Ancienne députée PS du Finistère, Patricia Adam, propriétaire de sa permanence à Brest, pointe une autre faille de la nouvelle règle. "Si on loue à un tiers, on peut enrichir un époux, une sœur, etc..", souligne-t-elle. "Ma compagne ne porte pas le même nom que moi, j'aurais pu faire ça", abonde Jean Grellier, ancien élu socialiste des Deux-Sèvres. Ancien de la Commission des finances, l'ex-député PS de la Loire Jean-Louis Gagnaire ne se fait guère d'illusions.
Il y en a qui vont trouver des astuces. Il y a un génie français pour ça.
Jean-Louis Gagnaireà franceinfo
Les SCI, point faible de la réforme
Sur ces deux points, la réponse de l'Assemblée est un peu confuse. Dans un premier temps, Florian Bachelier nous avait indiqué qu'il serait toujours possible pour le député d'être locataire d'un bien appartenant à un proche ou à une SCI dont il serait le gérant, "si c'est loué au prix du marché". Une lecture comptable démentie par le président de l'Assemblée nationale, François de Rugy. "Ce qui va être proposé mercredi prochain ne reflète en rien ce qu’on vous a dit", précise-t-on dans son entourage.
Je démens formellement : le projet de délibération, collectivement élaboré, soumis au bureau de l’#AN le 29/11, prévoit bien l’interdiction pr un député d’user de ses frais de mandats pour se louer à lui-même ou à ses proches un bien immobilier #reformesANhttps://t.co/GFlN76jISW
— François de Rugy (@FdeRugy) 24 novembre 2017
Laurianne Rossi, députée des Hauts-de-Seine et questeure, précise que parmi les trois règles "posées en préambule" de la liste des frais autorisés et interdits figure "l'absence d'enrichissement personnel pour le député, ses proches ou ses collaborateurs". "Partant de là, on a proscrit la location à soi-même ou à ses proches", assure l'élue.
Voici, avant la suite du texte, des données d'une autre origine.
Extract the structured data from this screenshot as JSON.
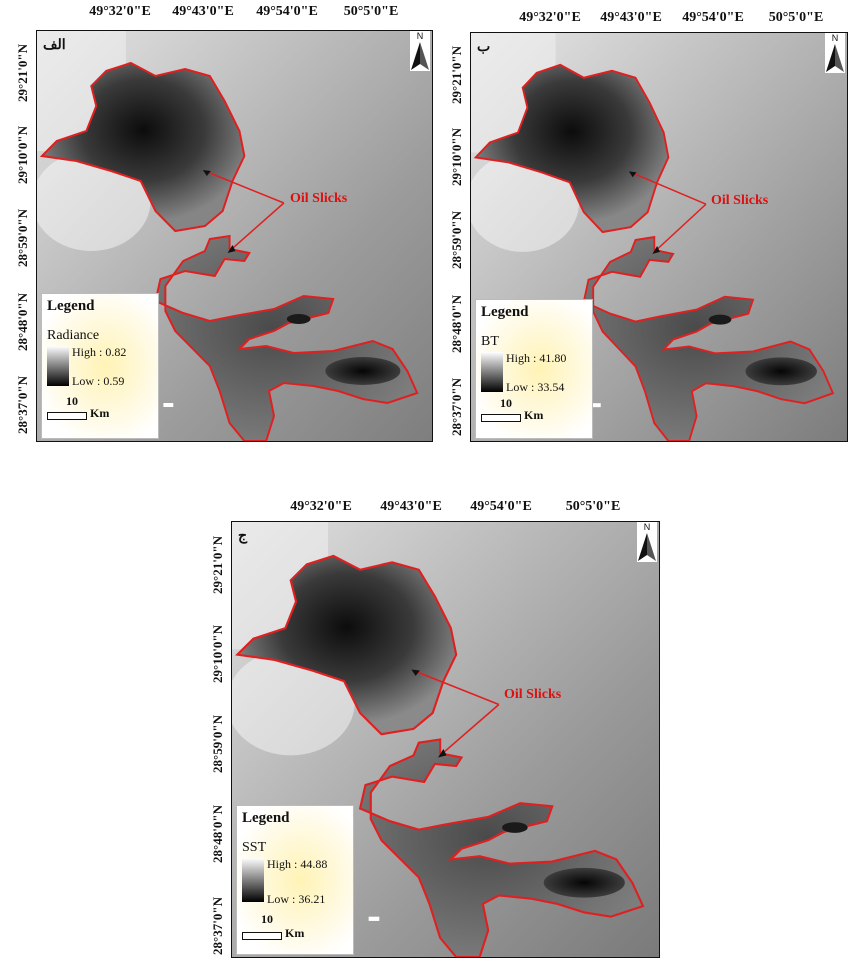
{
  "panels": [
    {
      "label": "الف",
      "variable": "Radiance",
      "high": "High : 0.82",
      "low": "Low : 0.59"
    },
    {
      "label": "ب",
      "variable": "BT",
      "high": "High : 41.80",
      "low": "Low : 33.54"
    },
    {
      "label": "ج",
      "variable": "SST",
      "high": "High : 44.88",
      "low": "Low : 36.21"
    }
  ],
  "longitude_labels": [
    "49°32'0\"E",
    "49°43'0\"E",
    "49°54'0\"E",
    "50°5'0\"E"
  ],
  "latitude_labels": [
    "29°21'0\"N",
    "29°10'0\"N",
    "28°59'0\"N",
    "28°48'0\"N",
    "28°37'0\"N"
  ],
  "annotation": "Oil Slicks",
  "legend_title": "Legend",
  "scale_value": "10",
  "scale_unit": "Km",
  "north_label": "N",
  "colors": {
    "slick_outline": "#e02020",
    "annotation": "#d11111",
    "legend_glow": "#fff3b5"
  },
  "icons": [
    "north-arrow-icon"
  ]
}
Quid des SCI, dont le nom figure sur la quittance de loyer et pourrait permettre de masquer celui du député ? "Je suis d'accord avec vous, cela complique le contrôle. Mais on va continuer à réfléchir sur cette question", promet-elle, en évoquant un croisement avec les déclarations de patrimoine, où doivent figurer les SCI détenus par les députés.
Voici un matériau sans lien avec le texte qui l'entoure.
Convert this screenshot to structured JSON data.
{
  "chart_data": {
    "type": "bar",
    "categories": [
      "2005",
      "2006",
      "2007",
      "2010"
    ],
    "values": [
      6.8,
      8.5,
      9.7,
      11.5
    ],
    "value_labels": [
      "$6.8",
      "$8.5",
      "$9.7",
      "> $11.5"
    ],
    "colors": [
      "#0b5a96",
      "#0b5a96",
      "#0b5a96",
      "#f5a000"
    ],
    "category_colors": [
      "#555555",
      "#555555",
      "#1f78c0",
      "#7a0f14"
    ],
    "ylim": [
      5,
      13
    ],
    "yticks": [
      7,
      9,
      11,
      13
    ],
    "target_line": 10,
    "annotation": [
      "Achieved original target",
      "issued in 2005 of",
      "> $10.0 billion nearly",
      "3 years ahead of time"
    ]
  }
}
Le détail de ces nouvelles règles et leurs modalités de contrôle seront scrutés de près par Hervé Lebreton, président de l'Association pour une démocratie directe, à l'origine de la première vague de révélations de 2015.
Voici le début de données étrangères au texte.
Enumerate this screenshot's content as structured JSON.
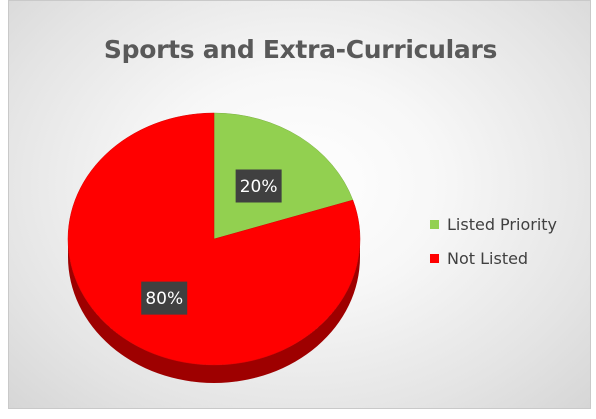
{
  "chart_data": {
    "type": "pie",
    "title": "Sports and Extra-Curriculars",
    "categories": [
      "Listed Priority",
      "Not Listed"
    ],
    "values": [
      20,
      80
    ],
    "labels": [
      "20%",
      "80%"
    ],
    "colors": [
      "#92d050",
      "#ff0000"
    ],
    "legend_position": "right"
  }
}
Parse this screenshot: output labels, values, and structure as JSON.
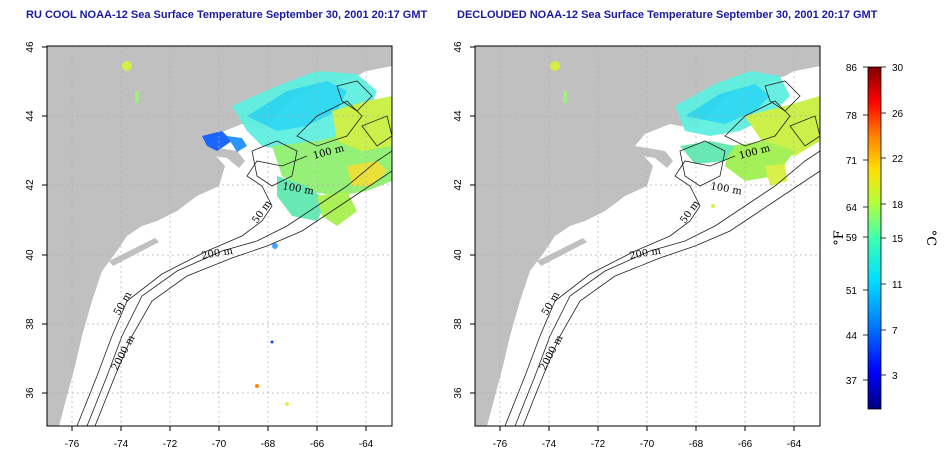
{
  "maps": [
    {
      "title": "RU COOL NOAA-12 Sea Surface Temperature September 30, 2001 20:17 GMT",
      "contour_labels": [
        "100 m",
        "100 m",
        "50 m",
        "200 m",
        "50 m",
        "2000 m"
      ]
    },
    {
      "title": "DECLOUDED NOAA-12 Sea Surface Temperature September 30, 2001 20:17 GMT",
      "contour_labels": [
        "100 m",
        "100 m",
        "50 m",
        "200 m",
        "50 m",
        "2000 m"
      ]
    }
  ],
  "axes": {
    "x_ticks": [
      "-76",
      "-74",
      "-72",
      "-70",
      "-68",
      "-66",
      "-64"
    ],
    "y_ticks": [
      "36",
      "38",
      "40",
      "42",
      "44",
      "46"
    ],
    "lon_range": [
      -77,
      -63
    ],
    "lat_range": [
      35,
      46
    ]
  },
  "colorbar": {
    "fahrenheit_ticks": [
      "86",
      "78",
      "71",
      "64",
      "59",
      "51",
      "44",
      "37"
    ],
    "celsius_ticks": [
      "30",
      "26",
      "22",
      "18",
      "15",
      "11",
      "7",
      "3"
    ],
    "left_unit": "°F",
    "right_unit": "°C",
    "celsius_range": [
      0,
      30
    ],
    "colors": [
      "#00007f",
      "#0000ff",
      "#0080ff",
      "#00e0ff",
      "#40ffb0",
      "#b0ff40",
      "#ffe000",
      "#ff8000",
      "#ff0000",
      "#7f0000"
    ]
  },
  "colors": {
    "land": "#c0c0c0",
    "ocean": "#ffffff",
    "title": "#1a1aa0"
  }
}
La question centrale, c'est celle de la probité. Est-ce qu'un élu peut s'enrichir avec ses frais de mandat ?
Hervé Lebretonà franceinfo
Selon Hervé Lebreton, la seule solution viable serait que l'Assemblée nationale achète elle-même un local dans chaque circonscription, pour le mettre à la disposition des députés. "Cela coûterait moins cher d'acheter plutôt que de louer, à moins de dire que l'Assemblée est mauvaise gestionnaire", ironise ce professeur de mathématiques. Cette option n'a pas les faveurs du premier questeur. "Je milite pour que l'Assemblée nationale ne soit pas propriétaire d'un pâté de maisons à côté du Palais-Bourbon [L'hôtel de Broglie], donc non", justifie Florian Bachelier. A mi-chemin entre ces deux positions, Laurianne Rossi suggère que la gestion des baux soit assurée par l'Assemblée, qui ferait de "l'intermédiation locative" entre le député et son bailleur. Un moyen de contrôler plus facilement l'identité de ce dernier.